Surat Ghafir ayat 82-85.

Rate this item
(1 Vote)
Surat Ghafir ayat 82-85.

 

أَفَلَمْ يَسِيرُوا فِي الْأَرْضِ فَيَنْظُرُوا كَيْفَ كَانَ عَاقِبَةُ الَّذِينَ مِنْ قَبْلِهِمْ كَانُوا أَكْثَرَ مِنْهُمْ وَأَشَدَّ قُوَّةً وَآَثَارًا فِي الْأَرْضِ فَمَا أَغْنَى عَنْهُمْ مَا كَانُوا يَكْسِبُونَ (82)

Maka apakah mereka tiada mengadakan perjalanan di muka bumi lalu memperhatikan betapa kesudahan orang-orang yang sebelum mereka. Adalah orang-orang yang sebelum mereka itu lebih hebat kekuatannya dan (lebih banyak) bekas-bekas mereka di muka bumi, maka apa yang mereka usahakan itu tidak dapat menolong mereka. (40: 82)

Sejarah manusia dapat dipelajari dalam dua bentuk; satu lewat buku-buku sejarah yang mencatat fragmen-fragmen sejarah. Kedua, lewat warisan sejarah yang masih ada dari peradaban dahulu yang dapat disaksikan di pelbagai daerah.

Al-Quran dalam ayat ini berbicara kepada para pezalim, “Bila kalian ingin menyaksikan akhir dari perbuatan kalian, cukup dengan melakukan perjalanan di muka bumi dan menyaksikan bagaimana akhir dari kehidupan para pezalim dalam sejarah? Kekuatan yang pernah dimiliki telah musnah, istana mereka telah hancur dan pasukan mereka terjatuh di atas tanah bak dedauan. Apakah kekuatan dan pasukan Firaun Mesir mampu menyelamatkan diri dan pasukannya dari tenggelam di sungai Nil?
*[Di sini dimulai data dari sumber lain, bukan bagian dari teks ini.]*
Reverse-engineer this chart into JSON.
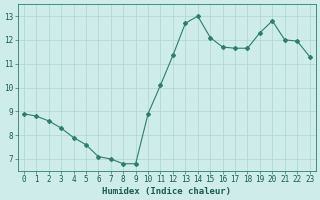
{
  "x": [
    0,
    1,
    2,
    3,
    4,
    5,
    6,
    7,
    8,
    9,
    10,
    11,
    12,
    13,
    14,
    15,
    16,
    17,
    18,
    19,
    20,
    21,
    22,
    23
  ],
  "y": [
    8.9,
    8.8,
    8.6,
    8.3,
    7.9,
    7.6,
    7.1,
    7.0,
    6.8,
    6.8,
    8.9,
    10.1,
    11.35,
    12.7,
    13.0,
    12.1,
    11.7,
    11.65,
    11.65,
    12.3,
    12.8,
    12.0,
    11.95,
    11.3
  ],
  "line_color": "#2e7d6e",
  "marker": "D",
  "marker_size": 2.0,
  "bg_color": "#ceecea",
  "grid_color": "#aed4d0",
  "xlabel": "Humidex (Indice chaleur)",
  "ylim": [
    6.5,
    13.5
  ],
  "xlim": [
    -0.5,
    23.5
  ],
  "yticks": [
    7,
    8,
    9,
    10,
    11,
    12,
    13
  ],
  "xticks": [
    0,
    1,
    2,
    3,
    4,
    5,
    6,
    7,
    8,
    9,
    10,
    11,
    12,
    13,
    14,
    15,
    16,
    17,
    18,
    19,
    20,
    21,
    22,
    23
  ],
  "tick_color": "#2e7d6e",
  "label_color": "#1a5c52",
  "tick_fontsize": 5.5,
  "xlabel_fontsize": 6.5
}
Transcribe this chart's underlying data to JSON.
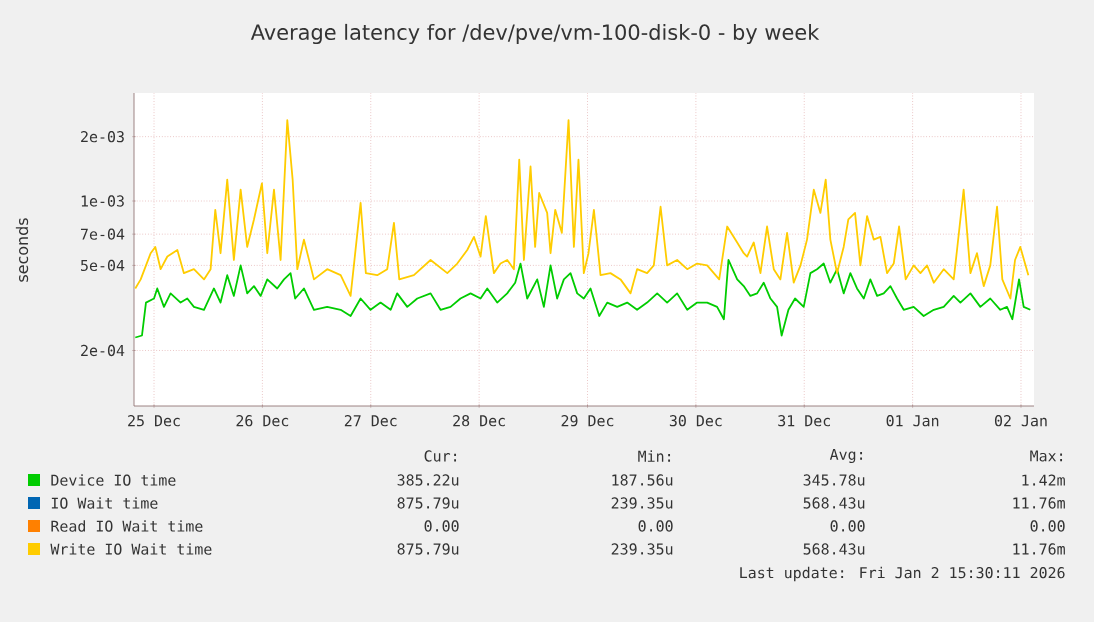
{
  "chart_data": {
    "type": "line",
    "title": "Average latency for /dev/pve/vm-100-disk-0 - by week",
    "ylabel": "seconds",
    "log": true,
    "grid": true,
    "legend": "bottom",
    "marker": "none",
    "line_style": "solid",
    "xlim": [
      "2025-12-25T07:34",
      "2026-01-02T14:53"
    ],
    "xticks": [
      {
        "value": "2025-12-25T12:00",
        "label": "25 Dec"
      },
      {
        "value": "2025-12-26T12:00",
        "label": "26 Dec"
      },
      {
        "value": "2025-12-27T12:00",
        "label": "27 Dec"
      },
      {
        "value": "2025-12-28T12:00",
        "label": "28 Dec"
      },
      {
        "value": "2025-12-29T12:00",
        "label": "29 Dec"
      },
      {
        "value": "2025-12-30T12:00",
        "label": "30 Dec"
      },
      {
        "value": "2025-12-31T12:00",
        "label": "31 Dec"
      },
      {
        "value": "2026-01-01T12:00",
        "label": "01 Jan"
      },
      {
        "value": "2026-01-02T12:00",
        "label": "02 Jan"
      }
    ],
    "ylim": [
      0.00011,
      0.0032
    ],
    "yticks": [
      {
        "value": 0.0002,
        "label": "2e-04"
      },
      {
        "value": 0.0005,
        "label": "5e-04"
      },
      {
        "value": 0.0007,
        "label": "7e-04"
      },
      {
        "value": 0.001,
        "label": "1e-03"
      },
      {
        "value": 0.002,
        "label": "2e-03"
      }
    ],
    "series": [
      {
        "name": "Device IO time",
        "color": "#00cc00",
        "x": [
          "2025-12-25T07:51",
          "2025-12-25T09:20",
          "2025-12-25T10:13",
          "2025-12-25T12:00",
          "2025-12-25T12:43",
          "2025-12-25T14:12",
          "2025-12-25T15:40",
          "2025-12-25T17:53",
          "2025-12-25T19:22",
          "2025-12-25T20:50",
          "2025-12-25T23:04",
          "2025-12-26T01:16",
          "2025-12-26T02:44",
          "2025-12-26T04:13",
          "2025-12-26T05:41",
          "2025-12-26T07:11",
          "2025-12-26T08:38",
          "2025-12-26T10:08",
          "2025-12-26T11:37",
          "2025-12-26T13:05",
          "2025-12-26T15:17",
          "2025-12-26T16:47",
          "2025-12-26T18:14",
          "2025-12-26T19:16",
          "2025-12-26T21:12",
          "2025-12-26T23:25",
          "2025-12-27T02:21",
          "2025-12-27T05:20",
          "2025-12-27T07:32",
          "2025-12-27T09:45",
          "2025-12-27T11:57",
          "2025-12-27T14:10",
          "2025-12-27T16:24",
          "2025-12-27T17:51",
          "2025-12-27T20:05",
          "2025-12-27T22:18",
          "2025-12-28T01:15",
          "2025-12-28T03:27",
          "2025-12-28T05:40",
          "2025-12-28T07:52",
          "2025-12-28T10:06",
          "2025-12-28T12:19",
          "2025-12-28T13:48",
          "2025-12-28T16:00",
          "2025-12-28T18:13",
          "2025-12-28T19:59",
          "2025-12-28T21:10",
          "2025-12-28T22:39",
          "2025-12-29T00:52",
          "2025-12-29T02:20",
          "2025-12-29T03:49",
          "2025-12-29T05:17",
          "2025-12-29T06:46",
          "2025-12-29T08:14",
          "2025-12-29T09:43",
          "2025-12-29T11:11",
          "2025-12-29T12:40",
          "2025-12-29T14:36",
          "2025-12-29T16:22",
          "2025-12-29T18:35",
          "2025-12-29T20:47",
          "2025-12-29T22:59",
          "2025-12-30T01:12",
          "2025-12-30T03:26",
          "2025-12-30T05:38",
          "2025-12-30T07:51",
          "2025-12-30T10:05",
          "2025-12-30T12:17",
          "2025-12-30T14:30",
          "2025-12-30T16:42",
          "2025-12-30T18:12",
          "2025-12-30T19:13",
          "2025-12-30T21:09",
          "2025-12-30T22:36",
          "2025-12-31T00:04",
          "2025-12-31T01:34",
          "2025-12-31T03:01",
          "2025-12-31T04:31",
          "2025-12-31T05:59",
          "2025-12-31T07:00",
          "2025-12-31T08:30",
          "2025-12-31T09:58",
          "2025-12-31T11:53",
          "2025-12-31T13:22",
          "2025-12-31T14:50",
          "2025-12-31T16:19",
          "2025-12-31T17:47",
          "2025-12-31T19:16",
          "2025-12-31T20:44",
          "2025-12-31T22:13",
          "2025-12-31T23:41",
          "2026-01-01T01:11",
          "2026-01-01T02:38",
          "2026-01-01T04:08",
          "2026-01-01T05:36",
          "2026-01-01T07:05",
          "2026-01-01T08:33",
          "2026-01-01T10:02",
          "2026-01-01T12:14",
          "2026-01-01T14:27",
          "2026-01-01T16:41",
          "2026-01-01T18:53",
          "2026-01-01T21:06",
          "2026-01-01T22:35",
          "2026-01-02T00:48",
          "2026-01-02T03:00",
          "2026-01-02T05:12",
          "2026-01-02T07:25",
          "2026-01-02T08:54",
          "2026-01-02T10:05",
          "2026-01-02T11:34",
          "2026-01-02T12:36",
          "2026-01-02T14:04"
        ],
        "values": [
          0.00023,
          0.000235,
          0.000335,
          0.00035,
          0.00039,
          0.00032,
          0.00037,
          0.000335,
          0.00035,
          0.00032,
          0.00031,
          0.00039,
          0.000335,
          0.00045,
          0.00036,
          0.0005,
          0.00037,
          0.0004,
          0.00036,
          0.00043,
          0.00039,
          0.00043,
          0.00046,
          0.00035,
          0.00039,
          0.00031,
          0.00032,
          0.00031,
          0.00029,
          0.00035,
          0.00031,
          0.000335,
          0.00031,
          0.00037,
          0.00032,
          0.00035,
          0.00037,
          0.00031,
          0.00032,
          0.00035,
          0.00037,
          0.00035,
          0.00039,
          0.000335,
          0.00037,
          0.000415,
          0.00051,
          0.00035,
          0.00043,
          0.00032,
          0.0005,
          0.00035,
          0.00043,
          0.00046,
          0.00037,
          0.00035,
          0.00039,
          0.00029,
          0.000335,
          0.00032,
          0.000335,
          0.00031,
          0.000335,
          0.00037,
          0.000335,
          0.00037,
          0.00031,
          0.000335,
          0.000335,
          0.00032,
          0.00028,
          0.00053,
          0.00043,
          0.0004,
          0.00036,
          0.00037,
          0.000415,
          0.00035,
          0.00032,
          0.000235,
          0.00031,
          0.00035,
          0.00032,
          0.00046,
          0.00048,
          0.00051,
          0.000415,
          0.00048,
          0.00037,
          0.00046,
          0.00039,
          0.00035,
          0.00043,
          0.00036,
          0.00037,
          0.0004,
          0.00035,
          0.00031,
          0.00032,
          0.00029,
          0.00031,
          0.00032,
          0.00036,
          0.000335,
          0.00037,
          0.00032,
          0.00035,
          0.00031,
          0.00032,
          0.00028,
          0.00043,
          0.00032,
          0.00031
        ]
      },
      {
        "name": "IO Wait time",
        "color": "#0066b3"
      },
      {
        "name": "Read IO Wait time",
        "color": "#ff8000"
      },
      {
        "name": "Write IO Wait time",
        "color": "#ffcc00",
        "x": [
          "2025-12-25T07:51",
          "2025-12-25T09:03",
          "2025-12-25T11:15",
          "2025-12-25T12:17",
          "2025-12-25T13:28",
          "2025-12-25T14:57",
          "2025-12-25T17:10",
          "2025-12-25T18:37",
          "2025-12-25T20:50",
          "2025-12-25T23:04",
          "2025-12-26T00:32",
          "2025-12-26T01:34",
          "2025-12-26T02:44",
          "2025-12-26T04:13",
          "2025-12-26T05:41",
          "2025-12-26T07:11",
          "2025-12-26T08:38",
          "2025-12-26T10:08",
          "2025-12-26T11:54",
          "2025-12-26T13:05",
          "2025-12-26T14:34",
          "2025-12-26T16:02",
          "2025-12-26T17:31",
          "2025-12-26T18:42",
          "2025-12-26T19:44",
          "2025-12-26T21:12",
          "2025-12-26T23:25",
          "2025-12-27T02:21",
          "2025-12-27T05:20",
          "2025-12-27T07:32",
          "2025-12-27T09:45",
          "2025-12-27T10:55",
          "2025-12-27T13:26",
          "2025-12-27T15:39",
          "2025-12-27T17:08",
          "2025-12-27T18:19",
          "2025-12-27T21:33",
          "2025-12-28T01:15",
          "2025-12-28T04:57",
          "2025-12-28T07:09",
          "2025-12-28T09:22",
          "2025-12-28T10:51",
          "2025-12-28T12:19",
          "2025-12-28T13:29",
          "2025-12-28T15:16",
          "2025-12-28T16:44",
          "2025-12-28T18:13",
          "2025-12-28T19:42",
          "2025-12-28T20:53",
          "2025-12-28T21:55",
          "2025-12-28T23:23",
          "2025-12-29T00:24",
          "2025-12-29T01:18",
          "2025-12-29T03:04",
          "2025-12-29T03:49",
          "2025-12-29T04:51",
          "2025-12-29T06:19",
          "2025-12-29T07:48",
          "2025-12-29T08:59",
          "2025-12-29T10:00",
          "2025-12-29T11:11",
          "2025-12-29T12:13",
          "2025-12-29T13:25",
          "2025-12-29T14:53",
          "2025-12-29T17:05",
          "2025-12-29T19:19",
          "2025-12-29T21:32",
          "2025-12-29T22:59",
          "2025-12-30T01:12",
          "2025-12-30T02:41",
          "2025-12-30T04:11",
          "2025-12-30T05:38",
          "2025-12-30T07:51",
          "2025-12-30T10:05",
          "2025-12-30T12:17",
          "2025-12-30T14:30",
          "2025-12-30T17:10",
          "2025-12-30T18:56",
          "2025-12-30T21:09",
          "2025-12-30T22:36",
          "2025-12-30T23:21",
          "2025-12-31T00:49",
          "2025-12-31T02:18",
          "2025-12-31T03:46",
          "2025-12-31T05:15",
          "2025-12-31T06:43",
          "2025-12-31T08:12",
          "2025-12-31T09:40",
          "2025-12-31T11:10",
          "2025-12-31T12:37",
          "2025-12-31T14:07",
          "2025-12-31T15:35",
          "2025-12-31T16:45",
          "2025-12-31T17:47",
          "2025-12-31T19:16",
          "2025-12-31T20:44",
          "2025-12-31T21:46",
          "2025-12-31T23:15",
          "2026-01-01T00:26",
          "2026-01-01T01:55",
          "2026-01-01T03:23",
          "2026-01-01T04:52",
          "2026-01-01T06:20",
          "2026-01-01T07:49",
          "2026-01-01T09:00",
          "2026-01-01T10:28",
          "2026-01-01T12:14",
          "2026-01-01T13:44",
          "2026-01-01T15:12",
          "2026-01-01T16:41",
          "2026-01-01T18:53",
          "2026-01-01T21:06",
          "2026-01-01T21:50",
          "2026-01-01T23:18",
          "2026-01-02T00:48",
          "2026-01-02T02:15",
          "2026-01-02T03:45",
          "2026-01-02T05:12",
          "2026-01-02T06:42",
          "2026-01-02T07:52",
          "2026-01-02T09:39",
          "2026-01-02T10:41",
          "2026-01-02T11:51",
          "2026-01-02T13:38"
        ],
        "values": [
          0.00039,
          0.00043,
          0.00057,
          0.00061,
          0.00048,
          0.00055,
          0.00059,
          0.00046,
          0.00048,
          0.00043,
          0.00048,
          0.00091,
          0.00057,
          0.00126,
          0.00053,
          0.00113,
          0.00061,
          0.00082,
          0.00121,
          0.00057,
          0.00113,
          0.00053,
          0.00239,
          0.00126,
          0.00048,
          0.00066,
          0.00043,
          0.00048,
          0.00045,
          0.00036,
          0.00098,
          0.00046,
          0.00045,
          0.00048,
          0.00079,
          0.00043,
          0.00045,
          0.00053,
          0.00046,
          0.00051,
          0.00059,
          0.00068,
          0.00055,
          0.00085,
          0.00046,
          0.00051,
          0.00053,
          0.00048,
          0.00156,
          0.00053,
          0.00145,
          0.00061,
          0.00109,
          0.00088,
          0.00057,
          0.00091,
          0.00071,
          0.00239,
          0.00061,
          0.00156,
          0.00046,
          0.00057,
          0.00091,
          0.00045,
          0.00046,
          0.00043,
          0.00037,
          0.00048,
          0.00046,
          0.0005,
          0.00094,
          0.0005,
          0.00053,
          0.00048,
          0.00051,
          0.0005,
          0.00043,
          0.00076,
          0.00064,
          0.00057,
          0.00055,
          0.00064,
          0.00046,
          0.00076,
          0.00048,
          0.00043,
          0.00071,
          0.000415,
          0.0005,
          0.00066,
          0.00113,
          0.00088,
          0.00126,
          0.00066,
          0.00046,
          0.00061,
          0.00082,
          0.00088,
          0.0005,
          0.00085,
          0.00066,
          0.00068,
          0.00046,
          0.00051,
          0.00076,
          0.00043,
          0.0005,
          0.00046,
          0.0005,
          0.000415,
          0.00048,
          0.00043,
          0.00059,
          0.00113,
          0.00046,
          0.00057,
          0.0004,
          0.0005,
          0.00094,
          0.00043,
          0.00035,
          0.00053,
          0.00061,
          0.00045
        ]
      }
    ],
    "annotations": [
      "Cur:",
      "Min:",
      "Avg:",
      "Max:",
      "385.22u",
      "187.56u",
      "345.78u",
      "1.42m",
      "875.79u",
      "239.35u",
      "568.43u",
      "11.76m",
      "0.00",
      "0.00",
      "0.00",
      "0.00",
      "875.79u",
      "239.35u",
      "568.43u",
      "11.76m",
      "Last update: Fri Jan  2 15:30:11 2026"
    ]
  }
}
Apakah bangunan-bangunan luar biasa dan kokoh dari kaum terdahulu yang di bangun di dalam gunung dan benteng tinggi dapat melindungi penduduknya dari kehendak ilahi?

Dari ayat tadi terdapat empat poin pelajaran yang dapat dipetik:

1. Mengkaji sejarah baik secara tertulis atau menyaksikan langsung warisan sejarah yang tersisa sangat ditekankan al-Quran.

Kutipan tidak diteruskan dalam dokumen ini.